Backflow Prevention Assembly Tester (BPAT) means a person who has demonstrated competency in inspection and testing of backflow prevention devices.
Cross-connection is an actual or potential connection between a distribution pipe of potable water and any waste pipe, drain, sewer, non-potable system or any source of water that has been treated to a lesser degree in the treatment process.
Rules and Regulations for Public Water System of the Texas Commission on Environmental Quality.
Summary of Requirements:
- Backflow prevention devices must be installed and conform to the American Water Works Association (AWWA) standards C510, C511 and AWWA Manual M14. Backflow prevention devices must conform with the American Society of Safety Engineers (ASSE) standards.
- Backflow prevention devices must be readily accessible for inspection, testing and maintenance.
- Backflow prevention devices must not be installed in pits or similar submerged areas.
- Backflow prevention devices shall be inspected and tested after initial installation.
- Routine inspection, testing and overhaul of backflow prevention devices is the responsibility of Facilities Management.
Personnel who perform backflow prevention inspection, testing and overhaul must be certified (40 hour training class) as a Backflow Prevention Assembly Tester (BPAT) by the Texas Commission on Environmental Quality.
All Backflow assembly testers including test gauge serial numbers and date their gauge was last tested for accuracy must be documented on “Test and Maintenance” report forms.
The facility owner is responsible for ensuring that backflow prevention devices are inspected, tested and overhauled by a Certified Backflow Prevention Assembly Tester and documentation kept on file for at least three years.
Records detailing the installation, inspection, testing and overhaul of backflow prevention devices must be maintained by the Facility Management and a copy forwarded to EH&S.
507c.
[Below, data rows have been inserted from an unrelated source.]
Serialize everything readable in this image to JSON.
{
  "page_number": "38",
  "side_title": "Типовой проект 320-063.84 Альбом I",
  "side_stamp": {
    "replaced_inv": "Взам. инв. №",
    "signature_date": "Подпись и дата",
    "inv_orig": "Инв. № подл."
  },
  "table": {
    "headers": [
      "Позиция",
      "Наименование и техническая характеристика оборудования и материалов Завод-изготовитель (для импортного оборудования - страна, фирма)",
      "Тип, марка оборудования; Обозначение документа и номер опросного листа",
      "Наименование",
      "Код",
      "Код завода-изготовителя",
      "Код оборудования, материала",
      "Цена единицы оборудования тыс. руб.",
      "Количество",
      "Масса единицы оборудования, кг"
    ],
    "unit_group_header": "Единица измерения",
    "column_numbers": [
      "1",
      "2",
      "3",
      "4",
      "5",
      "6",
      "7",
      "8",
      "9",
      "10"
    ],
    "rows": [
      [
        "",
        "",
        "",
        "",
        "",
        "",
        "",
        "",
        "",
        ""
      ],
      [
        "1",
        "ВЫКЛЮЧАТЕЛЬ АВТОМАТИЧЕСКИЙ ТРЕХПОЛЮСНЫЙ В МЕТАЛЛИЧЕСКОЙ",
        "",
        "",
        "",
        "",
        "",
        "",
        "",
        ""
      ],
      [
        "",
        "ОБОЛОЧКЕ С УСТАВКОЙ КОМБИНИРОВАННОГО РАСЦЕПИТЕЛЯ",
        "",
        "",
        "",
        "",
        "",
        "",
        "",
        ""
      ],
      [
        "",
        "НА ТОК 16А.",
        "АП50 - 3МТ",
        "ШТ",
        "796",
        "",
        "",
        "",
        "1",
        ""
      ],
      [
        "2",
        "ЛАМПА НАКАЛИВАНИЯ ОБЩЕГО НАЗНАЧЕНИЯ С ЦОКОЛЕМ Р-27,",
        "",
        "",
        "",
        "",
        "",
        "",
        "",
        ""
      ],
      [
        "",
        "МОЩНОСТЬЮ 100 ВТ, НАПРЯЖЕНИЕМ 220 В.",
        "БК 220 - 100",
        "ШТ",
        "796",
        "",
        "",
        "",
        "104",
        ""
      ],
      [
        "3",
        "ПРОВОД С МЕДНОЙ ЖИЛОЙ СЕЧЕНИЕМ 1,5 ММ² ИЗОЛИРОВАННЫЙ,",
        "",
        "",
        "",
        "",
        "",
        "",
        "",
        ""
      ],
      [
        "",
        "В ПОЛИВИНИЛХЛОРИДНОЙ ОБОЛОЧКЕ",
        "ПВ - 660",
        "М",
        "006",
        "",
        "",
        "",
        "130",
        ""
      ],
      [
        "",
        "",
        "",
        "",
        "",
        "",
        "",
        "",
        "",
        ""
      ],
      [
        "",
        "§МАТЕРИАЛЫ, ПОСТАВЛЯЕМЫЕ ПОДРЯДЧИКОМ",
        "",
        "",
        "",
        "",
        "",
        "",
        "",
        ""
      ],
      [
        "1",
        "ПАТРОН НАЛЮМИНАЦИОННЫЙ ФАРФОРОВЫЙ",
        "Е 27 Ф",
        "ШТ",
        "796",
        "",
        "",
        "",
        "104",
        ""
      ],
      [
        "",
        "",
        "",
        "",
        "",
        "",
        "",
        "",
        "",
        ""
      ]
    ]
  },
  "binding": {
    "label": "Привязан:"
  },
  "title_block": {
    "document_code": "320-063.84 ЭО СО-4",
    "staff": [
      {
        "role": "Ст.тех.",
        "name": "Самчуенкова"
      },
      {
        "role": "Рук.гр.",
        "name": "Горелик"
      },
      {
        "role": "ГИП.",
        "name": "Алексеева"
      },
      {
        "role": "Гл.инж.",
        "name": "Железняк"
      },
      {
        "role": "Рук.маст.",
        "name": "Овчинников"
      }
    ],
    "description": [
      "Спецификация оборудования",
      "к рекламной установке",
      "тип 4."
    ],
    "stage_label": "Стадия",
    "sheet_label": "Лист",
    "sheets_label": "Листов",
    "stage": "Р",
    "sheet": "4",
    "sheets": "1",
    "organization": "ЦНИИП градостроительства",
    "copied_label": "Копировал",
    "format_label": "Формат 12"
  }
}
Safety Shower/Eyewash Unit Runoff
Safety showers and eye washes are pieces of safety equipment located in several labs at the University of Texas at Arlington. They are used in emergency situations when a chemical exposure has taken place. Hazardous components in this water are not likely to be a concern due to dilution.
- Hazardous characteristics of runoff should be evaluated. If the hazardous material has been sufficiently diluted, it may be disposed of via drain.
- If no chemical hazard is present, the runoff may be wet-vacuumed or mopped.
- If a large amount of chemical hazard is still present, collect the runoff and process as hazardous waste.
507d. Acid Neutralization Tanks
Acid neutralization tanks are installed at the discharge site in various buildings on the University of Texas at Arlington campus. Their primary function is to reduce the pH of small quantities of acids in the event of an accidental release into the city’s sewer system.
- All laboratory staff should be trained on how to properly dispose of their chemicals and not rely on the acid neutralization tanks as a primary treatment system.
- Acid neutralization tanks should be inspected by Facilities Management periodically under a regular preventative maintenance program.
Wastewater is generated from the cleaning of vehicles and maintenance areas which may contain oils or other contaminants.
- University fleet vehicles will be cleaned at a commercial car wash that collects and recycles the wash water.
- In the absence of an oil water separator, all fluids should be collected with approved absorbent material and packaged for proper disposal.
- Contact Environmental Health and Safety Office for disposal.
- Spill containment materials and procedures should be in place for appropriate use.